DFT Structural and UV-Vis Spectral Insights into Photosensitivity of Vandetanib: A Dual EGFR/SARS-CoV-2 Mpro Inhibitor.

: Vandetanib is a clinically approved epidermal growth factor receptor (EGFR) tyrosine kinase inhibitor (TKI) used in the treatment of medullary thyroid cancer. Recent studies have also suggested potential activity against the SARS-CoV-2 main protease (Mpro), indicating dual therapeutic relevance. However, its clinical use is limited by photosensitivity side effects, the molecular basis of which remains poorly understood.
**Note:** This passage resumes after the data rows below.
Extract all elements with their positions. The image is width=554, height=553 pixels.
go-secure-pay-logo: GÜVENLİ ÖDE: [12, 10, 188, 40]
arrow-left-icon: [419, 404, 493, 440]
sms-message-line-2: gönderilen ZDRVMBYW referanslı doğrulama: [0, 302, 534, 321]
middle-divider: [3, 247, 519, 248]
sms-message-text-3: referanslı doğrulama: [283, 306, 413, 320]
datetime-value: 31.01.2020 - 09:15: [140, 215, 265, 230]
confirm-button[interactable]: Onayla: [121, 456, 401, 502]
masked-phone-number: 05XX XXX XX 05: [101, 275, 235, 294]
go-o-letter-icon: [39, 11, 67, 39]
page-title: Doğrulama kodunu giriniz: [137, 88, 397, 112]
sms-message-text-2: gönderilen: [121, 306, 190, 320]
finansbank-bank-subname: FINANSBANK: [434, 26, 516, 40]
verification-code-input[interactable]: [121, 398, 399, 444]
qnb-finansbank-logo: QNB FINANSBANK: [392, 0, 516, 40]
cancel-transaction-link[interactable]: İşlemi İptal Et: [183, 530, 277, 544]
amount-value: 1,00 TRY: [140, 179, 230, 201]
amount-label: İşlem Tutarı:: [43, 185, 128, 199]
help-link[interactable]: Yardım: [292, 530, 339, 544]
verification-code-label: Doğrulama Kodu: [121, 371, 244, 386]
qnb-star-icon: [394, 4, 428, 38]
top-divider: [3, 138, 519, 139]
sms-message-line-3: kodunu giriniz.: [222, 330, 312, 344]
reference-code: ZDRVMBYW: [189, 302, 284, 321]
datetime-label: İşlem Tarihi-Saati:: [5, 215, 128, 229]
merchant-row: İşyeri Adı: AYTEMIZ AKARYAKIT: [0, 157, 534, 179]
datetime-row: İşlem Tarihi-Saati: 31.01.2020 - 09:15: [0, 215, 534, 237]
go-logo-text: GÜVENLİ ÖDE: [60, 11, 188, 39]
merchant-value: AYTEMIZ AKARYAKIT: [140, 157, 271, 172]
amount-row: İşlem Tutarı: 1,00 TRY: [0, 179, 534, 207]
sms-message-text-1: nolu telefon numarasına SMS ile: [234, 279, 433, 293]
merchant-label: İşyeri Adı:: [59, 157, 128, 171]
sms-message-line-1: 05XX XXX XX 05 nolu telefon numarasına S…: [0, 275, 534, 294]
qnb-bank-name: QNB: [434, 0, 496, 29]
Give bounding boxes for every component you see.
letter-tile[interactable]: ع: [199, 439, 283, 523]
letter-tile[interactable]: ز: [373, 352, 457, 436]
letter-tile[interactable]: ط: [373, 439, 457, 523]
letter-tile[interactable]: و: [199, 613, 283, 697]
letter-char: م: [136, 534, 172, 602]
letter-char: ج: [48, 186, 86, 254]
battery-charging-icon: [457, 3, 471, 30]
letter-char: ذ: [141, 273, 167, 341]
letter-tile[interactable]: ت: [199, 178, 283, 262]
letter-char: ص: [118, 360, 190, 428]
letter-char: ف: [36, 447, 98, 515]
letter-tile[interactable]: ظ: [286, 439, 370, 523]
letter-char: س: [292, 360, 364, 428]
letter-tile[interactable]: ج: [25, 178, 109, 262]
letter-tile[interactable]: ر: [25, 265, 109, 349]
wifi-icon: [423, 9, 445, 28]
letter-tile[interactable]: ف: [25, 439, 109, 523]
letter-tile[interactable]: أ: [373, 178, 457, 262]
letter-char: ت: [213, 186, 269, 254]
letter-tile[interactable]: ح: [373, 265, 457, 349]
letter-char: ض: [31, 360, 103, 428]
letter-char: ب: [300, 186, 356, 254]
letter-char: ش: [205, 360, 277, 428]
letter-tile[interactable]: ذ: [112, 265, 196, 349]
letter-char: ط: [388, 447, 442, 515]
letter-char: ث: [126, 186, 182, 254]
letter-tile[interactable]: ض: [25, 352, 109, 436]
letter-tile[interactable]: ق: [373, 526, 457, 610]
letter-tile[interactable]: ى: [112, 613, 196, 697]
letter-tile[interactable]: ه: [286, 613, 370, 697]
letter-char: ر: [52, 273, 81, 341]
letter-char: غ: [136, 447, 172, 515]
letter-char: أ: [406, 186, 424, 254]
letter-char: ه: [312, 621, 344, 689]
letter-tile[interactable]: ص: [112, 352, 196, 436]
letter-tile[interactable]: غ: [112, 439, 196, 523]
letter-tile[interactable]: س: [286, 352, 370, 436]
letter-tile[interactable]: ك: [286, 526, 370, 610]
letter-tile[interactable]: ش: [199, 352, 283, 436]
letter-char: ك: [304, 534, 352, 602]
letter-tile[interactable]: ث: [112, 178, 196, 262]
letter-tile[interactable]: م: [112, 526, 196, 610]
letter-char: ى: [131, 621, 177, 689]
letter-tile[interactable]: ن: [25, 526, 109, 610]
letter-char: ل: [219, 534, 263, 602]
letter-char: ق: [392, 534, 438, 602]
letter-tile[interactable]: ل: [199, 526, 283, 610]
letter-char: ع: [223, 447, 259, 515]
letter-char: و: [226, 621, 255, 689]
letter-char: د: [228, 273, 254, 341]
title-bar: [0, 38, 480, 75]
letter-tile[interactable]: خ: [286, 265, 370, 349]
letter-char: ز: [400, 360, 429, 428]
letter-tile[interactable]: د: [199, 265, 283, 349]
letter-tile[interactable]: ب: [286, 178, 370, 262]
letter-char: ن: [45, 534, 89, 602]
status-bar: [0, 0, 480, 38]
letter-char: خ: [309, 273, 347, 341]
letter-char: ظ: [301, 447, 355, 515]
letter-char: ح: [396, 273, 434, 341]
This study aims to elucidate the conformational, spectroscopic, and electronic properties of vandetanib underlying its photoreactivity. : Density functional theory (DFT) was employed to explore vandetanib's conformational landscape, electronic structure, and spectroscopic behavior. Low-energy conformers were identified and compared with experimental crystal and NMR data. Time-dependent DFT (TD-DFT) calculations were used to simulate UV-Vis absorption spectra and assign key electronic transitions. : Eight low-energy conformer clusters, including the global minimum structure, were identified. The global minimum was validated by consistency with crystal and experimental NMR data, emphasizing the role of conformational averaging. TD-DFT simulations successfully reproduced the two main UV-Vis absorption bands, with the primary band (~339 nm) assigned to a HOMO-1 → LUMO charge-transfer excitation between the N-methyl piperidine and quinazoline rings, pinpointing a structural contributor to photoreactivity. Additionally, the N-methyl piperidine ring was identified as a major metabolic hotspot, undergoing multiple biotransformations potentially linked to phototoxicity. : This study provides molecular-level insights into the structural and photophysical origins of vandetanib's photosensitivity. The findings improve understanding of its adverse effects and can inform the safer design of EGFR-targeting drugs with reduced phototoxic risks.